Baltimore magazine is the oldest, continuously published city magazine in the continental U.S. and was first printed in 1907 by the Baltimore Chamber of Commerce. (File illustration)

Baltimore magazine’s offices became a COVID casualty, but the publication will soldier on.

Officials with the magazine’s parent company, Hunt Valley-based Geppi Family Enterprises, announced to subscribers and advertisers in an email Monday that the magazine covering food and drink, arts and culture, lifestyle and home, news and business and travel and the outdoors in the Baltimore metro area vacated its office in Harbor East in favor of remote publication amid the COVID-19 pandemic.

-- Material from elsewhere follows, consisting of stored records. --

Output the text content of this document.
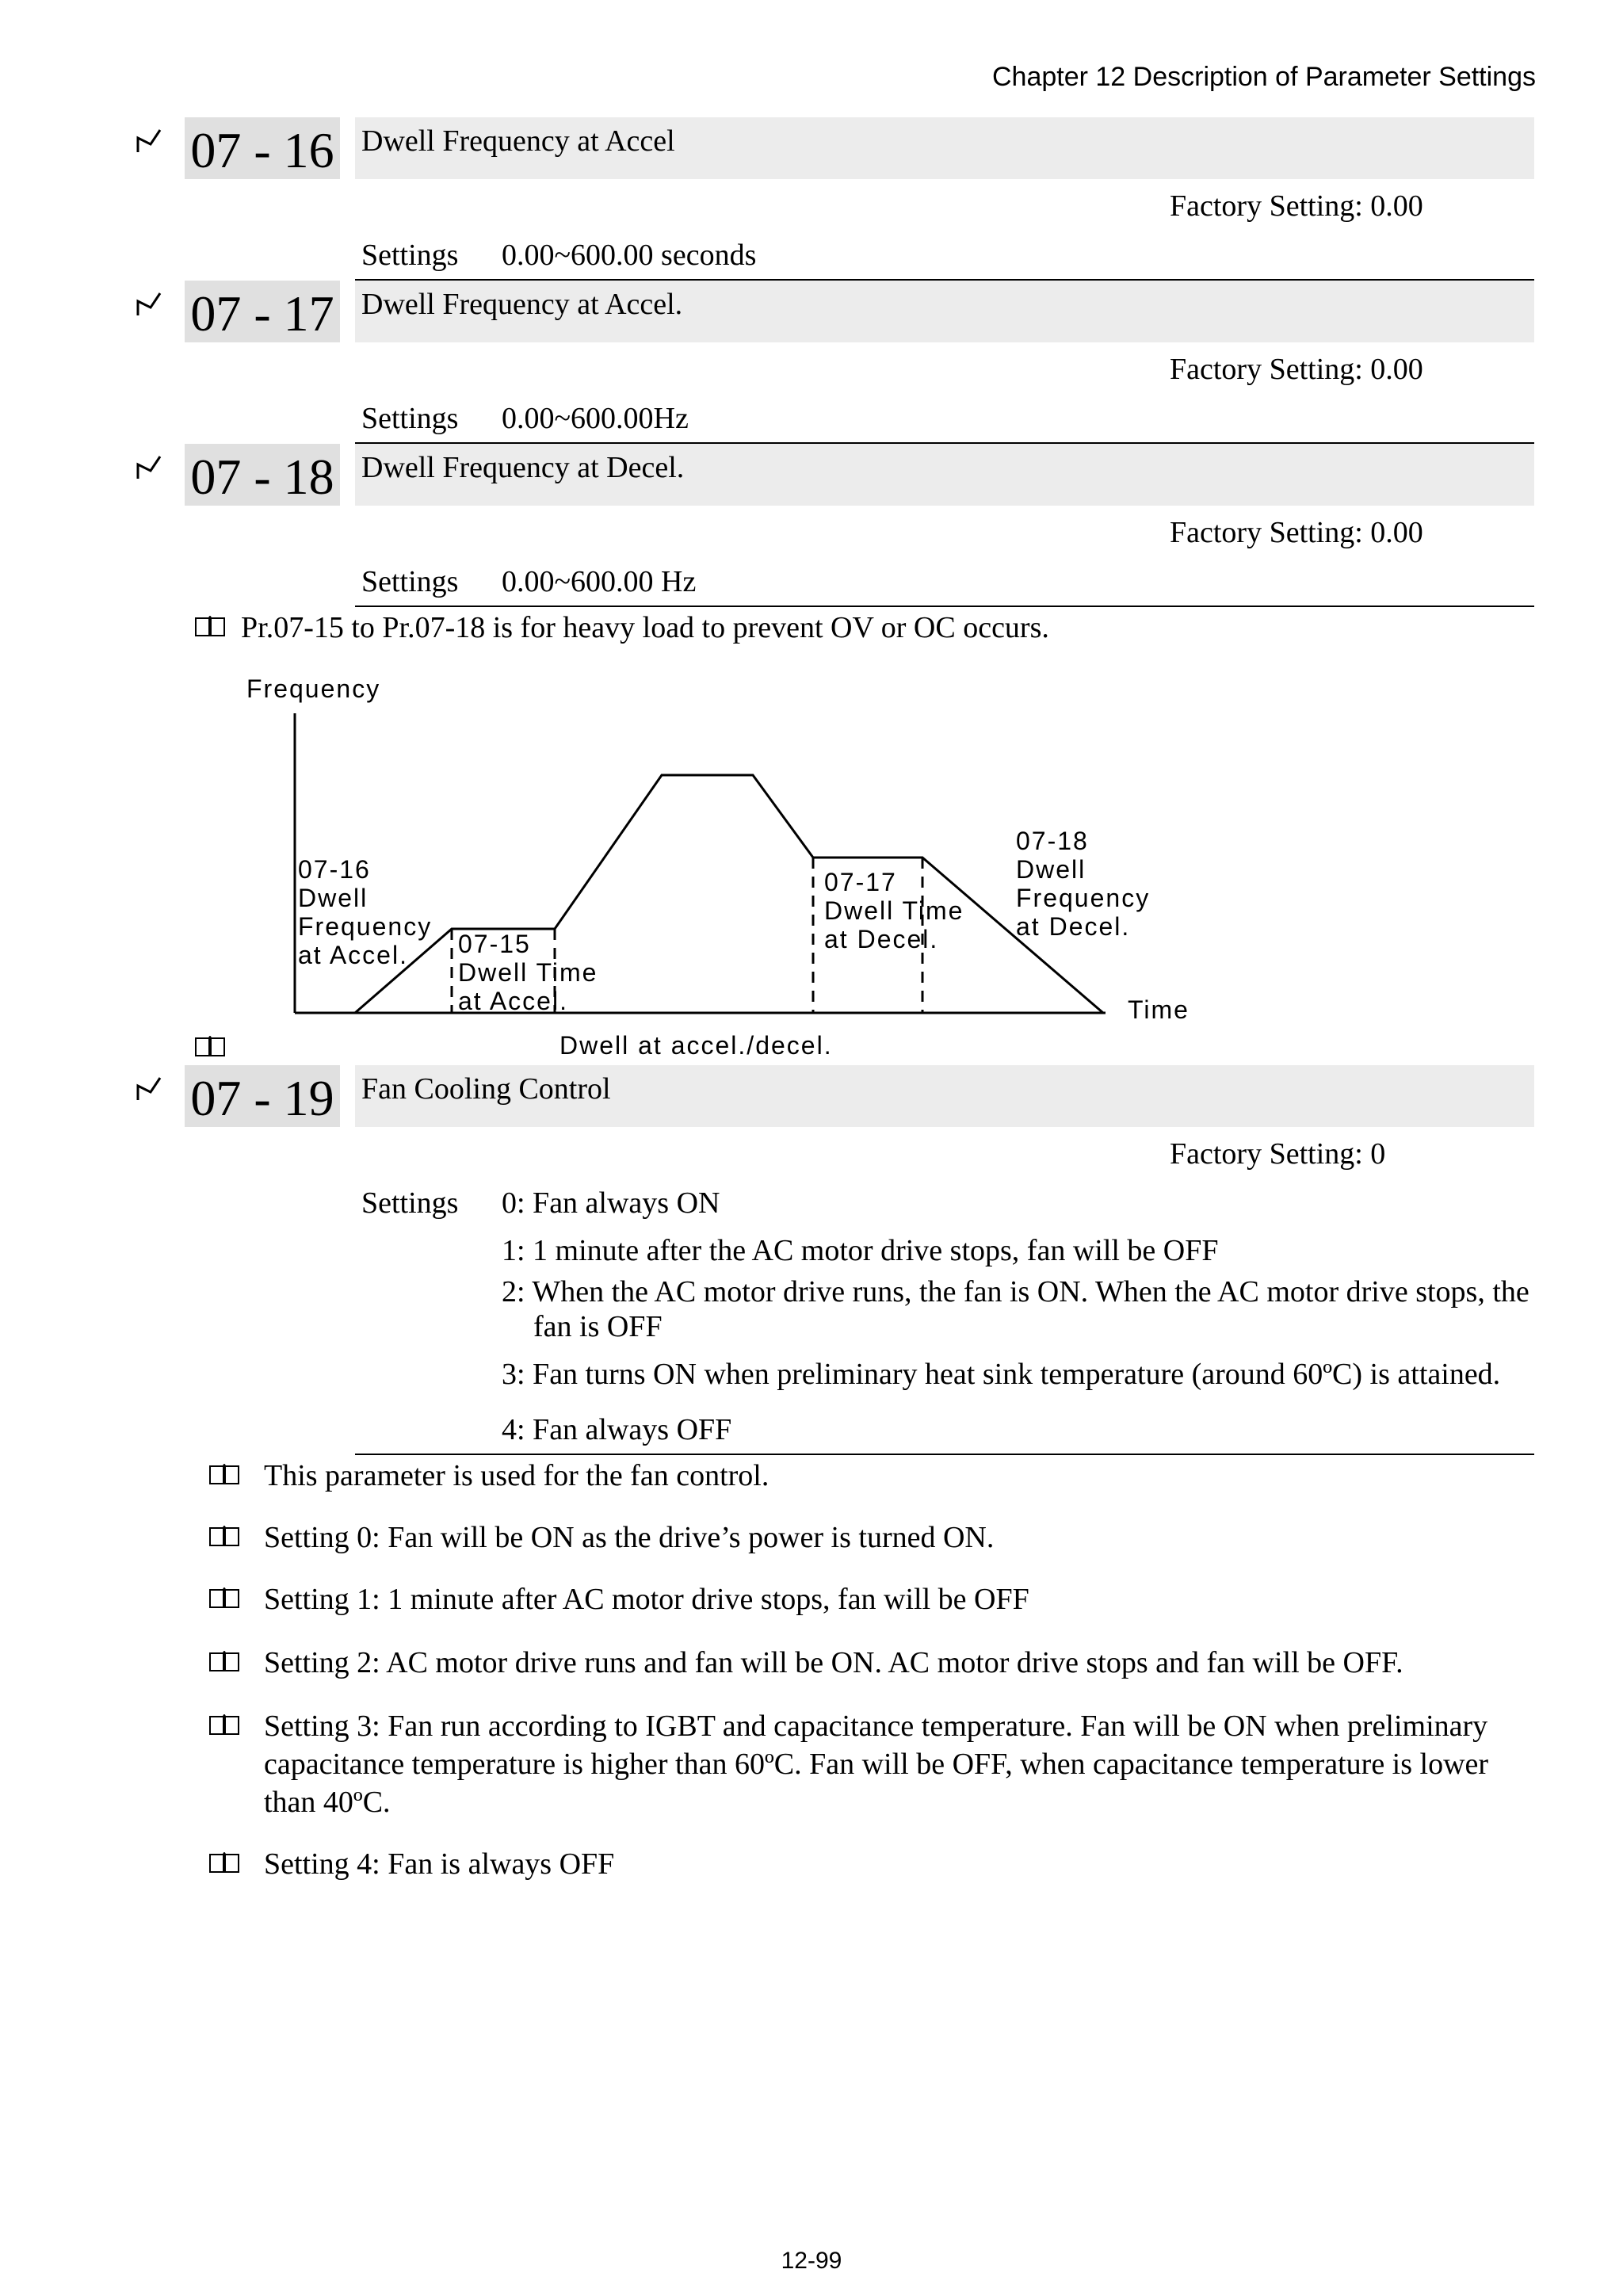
Chapter 12 Description of Parameter Settings
07 - 16 Dwell Frequency at Accel
Factory Setting: 0.00
Settings 0.00~600.00 seconds
07 - 17 Dwell Frequency at Accel.
Factory Setting: 0.00
Settings 0.00~600.00Hz
07 - 18 Dwell Frequency at Decel.
Factory Setting: 0.00
Settings 0.00~600.00 Hz
Pr.07-15 to Pr.07-18 is for heavy load to prevent OV or OC occurs.
Frequency
Time
07-16
Dwell
Frequency
at Accel. 07-15
Dwell Time
at Accel.
07-17
Dwell Time
at Decel.
07-18
Dwell
Frequency
at Decel.
Dwell at accel./decel.
07 - 19 Fan Cooling Control
Factory Setting: 0
Settings 0: Fan always ON
1: 1 minute after the AC motor drive stops, fan will be OFF
2: When the AC motor drive runs, the fan is ON. When the AC motor drive stops, the fan is OFF
3: Fan turns ON when preliminary heat sink temperature (around 60ºC) is attained.
4: Fan always OFF
This parameter is used for the fan control.
Setting 0: Fan will be ON as the drive’s power is turned ON.
Setting 1: 1 minute after AC motor drive stops, fan will be OFF
Setting 2: AC motor drive runs and fan will be ON. AC motor drive stops and fan will be OFF.
Setting 3: Fan run according to IGBT and capacitance temperature. Fan will be ON when preliminary capacitance temperature is higher than 60ºC. Fan will be OFF, when capacitance temperature is lower than 40ºC.
Setting 4: Fan is always OFF
12-99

“Like many companies, Baltimore magazine has worked remotely for the past 18 months and, much to our surprise, we were highly productive and actually liked it. Journalists and sales people are usually out and about anyway — interviewing sources, going on sales calls, pounding the pavement — so we were never truly cleaved to our desks. Thanks to Zoom, we can now meet and brainstorm regularly. And thanks to the cloud, we can layout and design our magazine virtually,” the email stated.

Baltimore magazine is published monthly by Rosebud Entertainment LLC, a company owned by Steve Geppi and led by its President Michael Teitelbaum. It is the oldest, continuously published city magazine in the continental U.S. and was first printed in 1907 by the Baltimore Chamber of Commerce.

In 1977, Philip Merrill’s Capital-Gazette Communications purchased Baltimore from the Chamber; Merrill sold the magazine to a group of investors in 1992. Geppi acquired the magazine in 1994 and it is a member of the City and Regional Magazine Association (CRMA).

In addition to the monthly print publication, Baltimore magazine publishes daily content on www.baltimoremagazine.com and produces more than 20 events per year.